An increase in applications for loans to finance a home purchase more than offset a modest decline in the volume of applications for mortgage refinances.
Mortgage loan originators generated a seasonally adjusted 1 percent more in new loan applications in the week that concluded on June 30 than a week prior.
That was according to the Market Composite Index, a measure of retail residential loan applications. Without seasonal adjustments, volume still rose a percent.
The index was derived from the Mortgage Bankers Association’s Weekly Mortgage Applications Survey which reportedly covers more than three-quarters of all applications.

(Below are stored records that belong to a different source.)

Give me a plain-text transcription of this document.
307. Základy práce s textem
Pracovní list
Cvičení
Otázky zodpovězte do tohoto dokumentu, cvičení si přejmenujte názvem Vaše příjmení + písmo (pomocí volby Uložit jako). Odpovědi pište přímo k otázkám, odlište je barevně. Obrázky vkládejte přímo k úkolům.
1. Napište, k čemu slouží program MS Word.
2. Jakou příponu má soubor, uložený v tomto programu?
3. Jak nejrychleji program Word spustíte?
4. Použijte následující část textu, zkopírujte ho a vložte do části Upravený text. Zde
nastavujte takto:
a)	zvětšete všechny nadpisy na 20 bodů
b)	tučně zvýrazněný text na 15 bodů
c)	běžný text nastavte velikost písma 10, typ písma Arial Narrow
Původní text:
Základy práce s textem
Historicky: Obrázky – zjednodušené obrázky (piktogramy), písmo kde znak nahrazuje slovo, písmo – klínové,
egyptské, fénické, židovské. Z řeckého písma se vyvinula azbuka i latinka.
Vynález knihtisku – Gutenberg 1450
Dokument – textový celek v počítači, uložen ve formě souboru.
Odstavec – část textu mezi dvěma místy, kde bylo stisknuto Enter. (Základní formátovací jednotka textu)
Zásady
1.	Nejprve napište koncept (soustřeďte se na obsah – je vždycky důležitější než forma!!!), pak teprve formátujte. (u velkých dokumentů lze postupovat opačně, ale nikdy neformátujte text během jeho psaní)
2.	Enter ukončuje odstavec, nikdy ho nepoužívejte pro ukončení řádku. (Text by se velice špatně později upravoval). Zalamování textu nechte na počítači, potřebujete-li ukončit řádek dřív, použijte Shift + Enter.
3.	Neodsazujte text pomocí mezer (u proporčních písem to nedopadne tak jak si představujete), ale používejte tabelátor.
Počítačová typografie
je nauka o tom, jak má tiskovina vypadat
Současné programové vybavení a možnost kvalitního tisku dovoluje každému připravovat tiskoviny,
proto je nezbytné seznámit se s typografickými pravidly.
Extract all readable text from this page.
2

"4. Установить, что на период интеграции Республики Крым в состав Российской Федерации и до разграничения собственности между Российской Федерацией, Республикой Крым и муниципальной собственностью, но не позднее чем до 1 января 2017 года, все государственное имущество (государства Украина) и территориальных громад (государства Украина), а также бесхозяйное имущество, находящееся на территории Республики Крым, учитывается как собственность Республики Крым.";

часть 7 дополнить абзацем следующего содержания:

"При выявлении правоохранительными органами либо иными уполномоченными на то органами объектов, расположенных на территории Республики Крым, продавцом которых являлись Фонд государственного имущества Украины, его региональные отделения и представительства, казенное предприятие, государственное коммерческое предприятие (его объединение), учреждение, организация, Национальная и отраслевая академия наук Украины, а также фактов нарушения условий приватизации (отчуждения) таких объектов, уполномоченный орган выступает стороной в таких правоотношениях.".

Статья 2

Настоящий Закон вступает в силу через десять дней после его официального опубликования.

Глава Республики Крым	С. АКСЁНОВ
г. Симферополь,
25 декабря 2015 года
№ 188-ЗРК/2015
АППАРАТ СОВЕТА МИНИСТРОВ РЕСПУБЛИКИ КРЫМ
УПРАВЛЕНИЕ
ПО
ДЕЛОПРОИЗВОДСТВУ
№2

Applications for loans to finance a home purchase ascended a seasonally adjusted 3 percent from the week ended
June 23. Without seasonal adjustments, purchase-money activity was still up 3 percent from a week earlier and 6 percent from a year earlier.
MBA reported that refinance applications slowed by less than a percent on a week-over-week basis. Refinance share was 44.9 percent, more narrow than 45.6 percent in the preceding report
and 61.6 percent in the week ended July 1, 2016.
The report indicated that applications for mortgages insured by the Federal Housing Administration made up 10.2 percent of overall volume. FHA share was trimmed from 10.3 percent during the prior seven-day period but widened from 9.5 percent the same week last year.
Another 10.3 percent of applications were for loans guaranteed by the Department of Veterans Affairs. Although VA share was no different than in the prior report, it was far thinner than 12.8 percent a year prior.
Applications for adjustable-rate mortgages accounted for 7.2 percent of total applications. ARM share widened from 7.0 percent the previous week and 5.6 percent one year previous.
MBA reported interest rates on jumbo mortgages that were 10 basis points lower than conforming rates. The jumbo-conforming spread widened from a negative 4 BPS the previous week
and swung from a positive basis point the same week in 2016.